Lee Hogan, |
Enemies is the second book of the Belarusian series in which an awful lot has already happened. As such, it deserves some credit for the brief introduction to the Russian-settled world of Belarus, the brutal war with the alien Enemies and changes in human society that leads into the adventurous politics of the main novel.
A political action thriller in a science-fiction world, Enemies moves around the brief assignment of Alliance diplomat Ambassador Argus Fabricus to the now primitive world of Belarus. Belarus is critical to the Allies, and not just for their altruistic motives. Belarus is one of the few worlds to survive an attack by the terrifying alien Enemies, and the only world to now have contact with them. Through the Belarusian royal family, and especially the masked woman Serina Kurakin-Scriabin, Argus hopes to gain an understanding of the Enemies before new wars destroy the stability of both societies. His job is complicated by needing to establish ties with the royal family, who view the deformed Serina as a curse and a shame.

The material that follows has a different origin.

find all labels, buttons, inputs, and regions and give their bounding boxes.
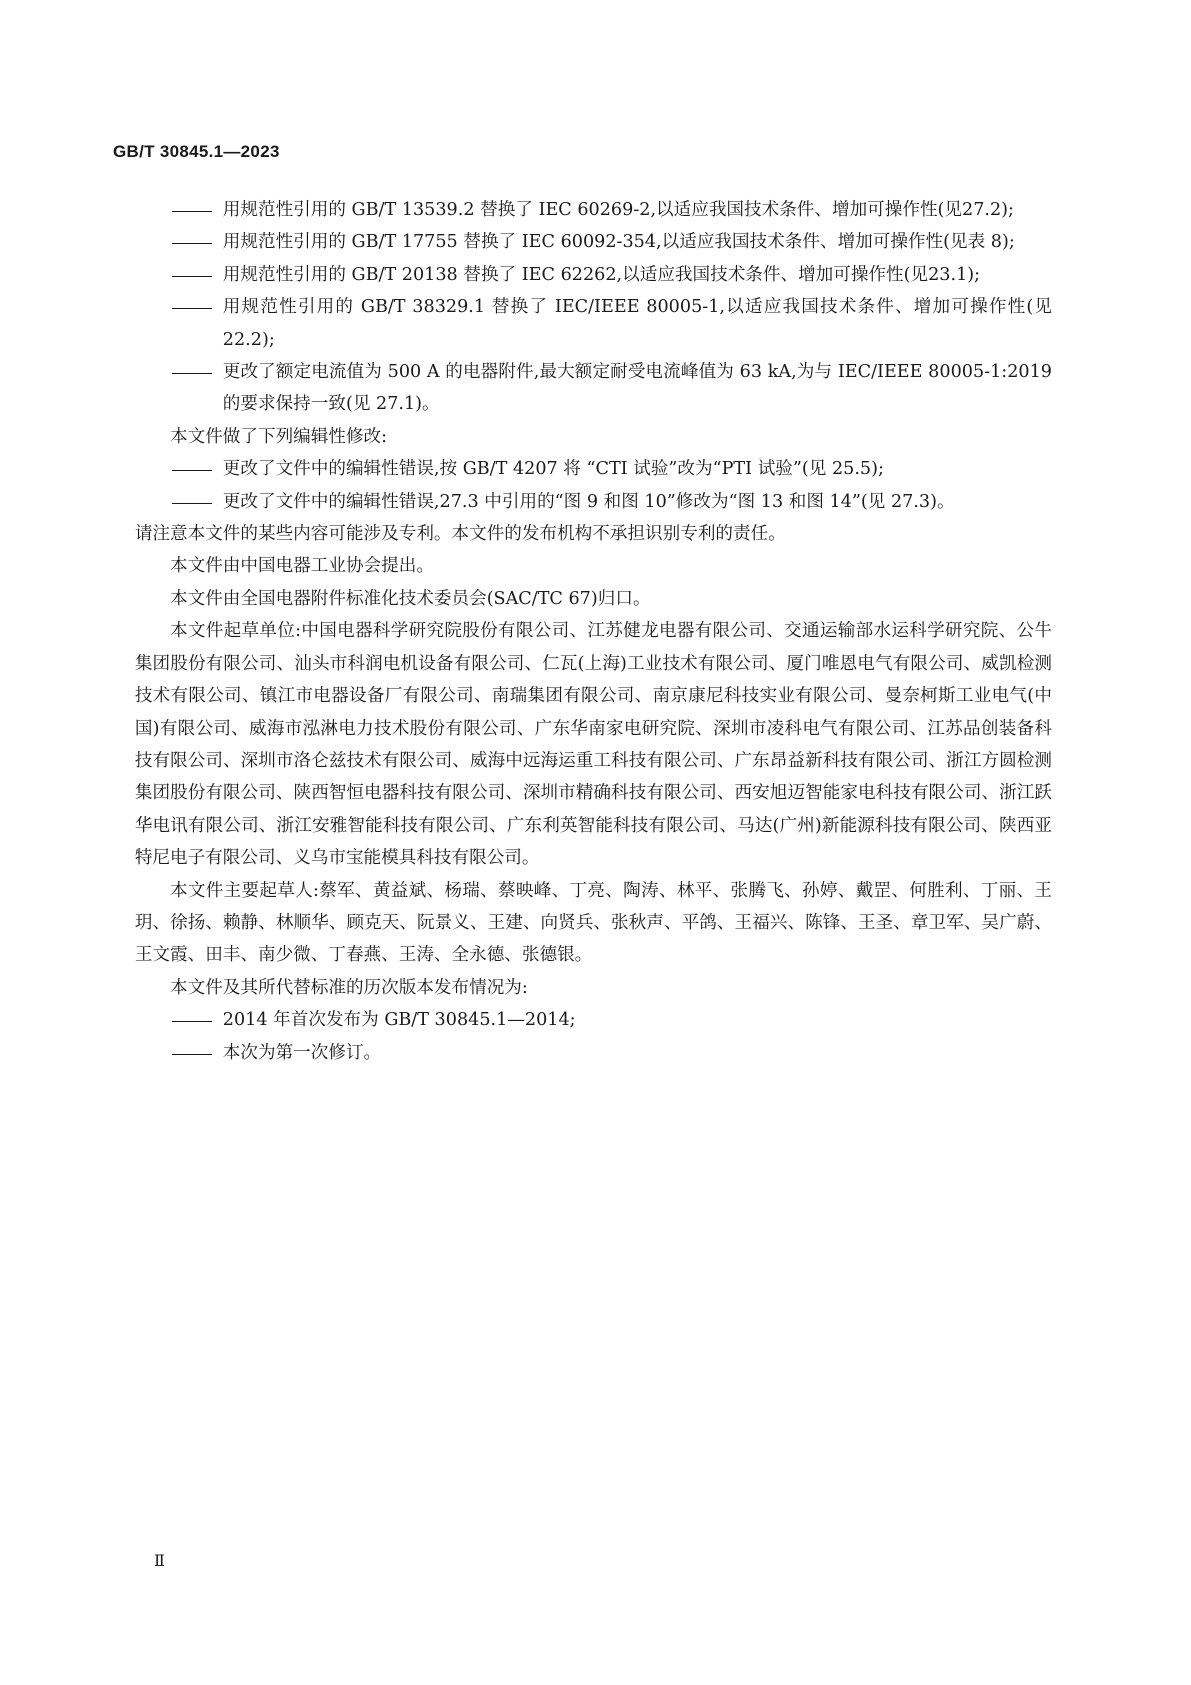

Enemies is not exactly hard science fiction, but its roots are rather firmly set in the world of physical realities. That makes the inclusion of the mythological Baba Yaga about as expected as spotting her chicken-legged house next to the gas station. The high-tech level of the society seems to offer an explanation for everything, but the Russian crone goddess stalks through book, merrily unexplained. How necessary she is to the larger story remains to be seen. Personally, I was so pleased to see a non-Greek, non- Christian bit of divine intervention that I was almost able to overlook the many questions she left in her cackling wake. It's such an effective boggler that it seems sure to have a grand explanation, and the mystery of Baba Yaga's presence and involvement is one of the hooks that pulled me into the tale.
Aside from the Baba Yaga, Enemies is populated by accessible, sympathetic characters. If some politicians or soldiers seem slanted towards too much purity, it's justified by the rather idyllic political system that dominates the galactic Union. That earnest, altruistic government contrasts well with the more realistic, struggling world of Belarus. Among the Belarusians, only the sheltered, ostracized Serina is as idealistic and daring as the Starmen, the Union representatives. The real villains of the tale are all deeply black, from the historic psychotic John to the religious fanatic Ivan. But the real evils of the world are carefully hidden in the shadows of respectable, even likeable people trying to survive in a world more dangerous than the Alliance knows. The importance of the least examined characters in the world's history, and the relevance of small details to the larger tale mean a reader has to keep their attention focused on what sometimes might pass a standard political thriller.
Enemies is a less self-sufficient story than Belarus. It ends with a blatant lead-in to a new story, and only a few questions half solved. But I certainly won't mind revisiting Hogan's cold world, and hope the next transport leaves soon.